3. Using deep packet inspection in conjunction with software that modifies the resultant pages to include, for instance, extra advertising content, is profoundly offensive and undermines the web. The content provider and the user have a reasonable expectation that no one else is modifying the content, and a typical user should not be expected to understand the mechanics of the web sufficiently to be able to anticipate such modifications.
Solutions
As a browser, we do some things to help our users here, but we can’t solve the problem. https resists this kind of surveillance and tampering well, but requires sites to provide 100% of their content over SSL. Technologies like signed http content would prevent tampering, if not surveillance, but once again assume that sites (and browsers!) will support the technology.

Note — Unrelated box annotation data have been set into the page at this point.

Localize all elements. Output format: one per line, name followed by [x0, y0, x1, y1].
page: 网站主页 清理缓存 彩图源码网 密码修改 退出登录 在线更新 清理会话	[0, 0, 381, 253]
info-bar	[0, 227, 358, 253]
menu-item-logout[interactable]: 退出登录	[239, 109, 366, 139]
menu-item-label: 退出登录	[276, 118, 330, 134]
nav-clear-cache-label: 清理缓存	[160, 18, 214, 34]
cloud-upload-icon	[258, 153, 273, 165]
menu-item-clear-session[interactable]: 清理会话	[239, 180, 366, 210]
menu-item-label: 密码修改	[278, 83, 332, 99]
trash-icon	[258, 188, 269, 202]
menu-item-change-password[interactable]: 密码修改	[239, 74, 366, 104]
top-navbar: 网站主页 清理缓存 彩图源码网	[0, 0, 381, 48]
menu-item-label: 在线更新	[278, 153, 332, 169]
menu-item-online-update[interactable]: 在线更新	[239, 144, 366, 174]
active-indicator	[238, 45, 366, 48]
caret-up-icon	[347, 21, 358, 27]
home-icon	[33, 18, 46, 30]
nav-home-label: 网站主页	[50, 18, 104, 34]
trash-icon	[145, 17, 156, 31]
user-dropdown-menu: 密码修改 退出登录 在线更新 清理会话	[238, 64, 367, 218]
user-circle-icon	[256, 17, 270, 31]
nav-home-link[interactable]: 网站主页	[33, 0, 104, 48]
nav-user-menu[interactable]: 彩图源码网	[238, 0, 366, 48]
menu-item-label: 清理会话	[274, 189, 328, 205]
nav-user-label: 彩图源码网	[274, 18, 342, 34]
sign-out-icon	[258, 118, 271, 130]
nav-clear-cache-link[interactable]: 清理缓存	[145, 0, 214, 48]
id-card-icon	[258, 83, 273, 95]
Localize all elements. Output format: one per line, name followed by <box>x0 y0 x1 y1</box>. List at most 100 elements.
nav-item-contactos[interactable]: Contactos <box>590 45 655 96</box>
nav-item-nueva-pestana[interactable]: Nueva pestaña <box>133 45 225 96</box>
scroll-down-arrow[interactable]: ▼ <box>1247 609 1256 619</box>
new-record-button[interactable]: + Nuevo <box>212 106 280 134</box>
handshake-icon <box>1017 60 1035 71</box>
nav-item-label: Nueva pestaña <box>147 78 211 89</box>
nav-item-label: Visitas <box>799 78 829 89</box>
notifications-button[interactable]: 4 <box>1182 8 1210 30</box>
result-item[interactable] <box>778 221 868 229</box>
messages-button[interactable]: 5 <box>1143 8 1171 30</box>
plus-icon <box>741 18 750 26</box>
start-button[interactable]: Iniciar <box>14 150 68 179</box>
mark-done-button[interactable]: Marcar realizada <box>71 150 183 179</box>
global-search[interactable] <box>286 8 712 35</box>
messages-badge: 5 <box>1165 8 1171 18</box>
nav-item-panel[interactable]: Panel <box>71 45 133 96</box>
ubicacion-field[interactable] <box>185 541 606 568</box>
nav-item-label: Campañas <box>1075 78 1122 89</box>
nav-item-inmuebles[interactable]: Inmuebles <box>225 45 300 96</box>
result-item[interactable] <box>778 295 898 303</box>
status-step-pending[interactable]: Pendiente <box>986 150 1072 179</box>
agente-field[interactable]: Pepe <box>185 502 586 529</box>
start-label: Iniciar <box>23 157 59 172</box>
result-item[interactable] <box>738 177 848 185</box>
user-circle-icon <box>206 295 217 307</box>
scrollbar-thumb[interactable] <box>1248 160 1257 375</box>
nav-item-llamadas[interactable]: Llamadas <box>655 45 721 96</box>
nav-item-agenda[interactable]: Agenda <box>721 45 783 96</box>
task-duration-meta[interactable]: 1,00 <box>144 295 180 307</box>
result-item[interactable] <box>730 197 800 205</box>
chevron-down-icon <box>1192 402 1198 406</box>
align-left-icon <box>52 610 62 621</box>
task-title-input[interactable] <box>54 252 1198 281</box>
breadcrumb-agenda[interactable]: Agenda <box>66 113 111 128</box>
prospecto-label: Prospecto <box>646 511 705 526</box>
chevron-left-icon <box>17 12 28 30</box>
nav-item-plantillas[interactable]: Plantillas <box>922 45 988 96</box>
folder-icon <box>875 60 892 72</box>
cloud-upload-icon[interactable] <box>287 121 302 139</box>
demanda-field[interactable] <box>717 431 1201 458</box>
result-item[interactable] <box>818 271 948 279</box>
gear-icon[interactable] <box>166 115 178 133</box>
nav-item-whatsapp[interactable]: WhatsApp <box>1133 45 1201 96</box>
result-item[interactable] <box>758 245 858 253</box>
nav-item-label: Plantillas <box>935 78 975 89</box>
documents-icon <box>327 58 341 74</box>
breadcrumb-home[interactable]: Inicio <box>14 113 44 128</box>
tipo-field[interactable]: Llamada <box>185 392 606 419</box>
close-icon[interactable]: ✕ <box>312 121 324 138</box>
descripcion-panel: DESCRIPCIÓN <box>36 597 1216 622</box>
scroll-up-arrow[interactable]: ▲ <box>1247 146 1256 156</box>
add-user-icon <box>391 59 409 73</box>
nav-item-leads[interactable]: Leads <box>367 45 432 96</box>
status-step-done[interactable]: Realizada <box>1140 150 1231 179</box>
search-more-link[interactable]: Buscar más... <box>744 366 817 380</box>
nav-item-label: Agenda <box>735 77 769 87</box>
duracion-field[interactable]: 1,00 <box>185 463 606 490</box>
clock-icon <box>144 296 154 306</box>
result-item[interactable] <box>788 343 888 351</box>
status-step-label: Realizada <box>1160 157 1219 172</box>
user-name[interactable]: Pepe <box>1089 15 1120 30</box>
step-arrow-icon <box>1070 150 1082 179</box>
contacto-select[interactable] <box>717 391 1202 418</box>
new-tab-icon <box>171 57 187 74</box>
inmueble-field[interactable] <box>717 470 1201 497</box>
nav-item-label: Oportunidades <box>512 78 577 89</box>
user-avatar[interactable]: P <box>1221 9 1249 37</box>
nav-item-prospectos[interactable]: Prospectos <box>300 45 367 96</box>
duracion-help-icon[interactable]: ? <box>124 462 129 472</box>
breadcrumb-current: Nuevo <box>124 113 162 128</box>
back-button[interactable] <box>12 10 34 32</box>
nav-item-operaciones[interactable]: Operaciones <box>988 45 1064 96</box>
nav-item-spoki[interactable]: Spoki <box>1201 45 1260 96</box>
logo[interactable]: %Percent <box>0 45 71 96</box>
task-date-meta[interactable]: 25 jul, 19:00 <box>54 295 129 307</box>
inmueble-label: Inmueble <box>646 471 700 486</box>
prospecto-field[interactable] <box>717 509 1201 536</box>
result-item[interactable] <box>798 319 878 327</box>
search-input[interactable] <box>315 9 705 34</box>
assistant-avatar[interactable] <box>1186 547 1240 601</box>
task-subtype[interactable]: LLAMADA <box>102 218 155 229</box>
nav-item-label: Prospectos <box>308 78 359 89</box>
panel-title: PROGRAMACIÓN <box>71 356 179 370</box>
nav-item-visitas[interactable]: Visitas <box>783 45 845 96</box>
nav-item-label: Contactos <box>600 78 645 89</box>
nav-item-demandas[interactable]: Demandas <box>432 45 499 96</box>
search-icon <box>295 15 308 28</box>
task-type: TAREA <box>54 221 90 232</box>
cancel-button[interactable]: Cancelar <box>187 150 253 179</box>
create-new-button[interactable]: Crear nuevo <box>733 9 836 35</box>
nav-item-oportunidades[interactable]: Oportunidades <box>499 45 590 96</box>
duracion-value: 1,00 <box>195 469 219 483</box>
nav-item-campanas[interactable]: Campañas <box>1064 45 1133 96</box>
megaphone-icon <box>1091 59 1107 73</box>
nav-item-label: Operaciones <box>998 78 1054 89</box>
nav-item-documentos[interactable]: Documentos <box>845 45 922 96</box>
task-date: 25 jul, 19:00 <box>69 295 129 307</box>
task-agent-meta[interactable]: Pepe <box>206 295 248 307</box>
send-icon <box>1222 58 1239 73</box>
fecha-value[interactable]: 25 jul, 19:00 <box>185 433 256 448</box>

Ad blockers can turn off any injected ads, tools like NoScript can de-fang any injected javascript but, fundamentally, http content is not tamper-proof, and no plaintext protocol is eavesdropping proof.
People trust their ISPs with a huge amount of very personal data. It’s fine to say that customers should vote with their feet if their ISP is breaking that trust, but in many areas, the list of available ISPs is small, and so the need for prudence on the part of ISPs is large.
That’s what I’m thinking so far, what am I missing?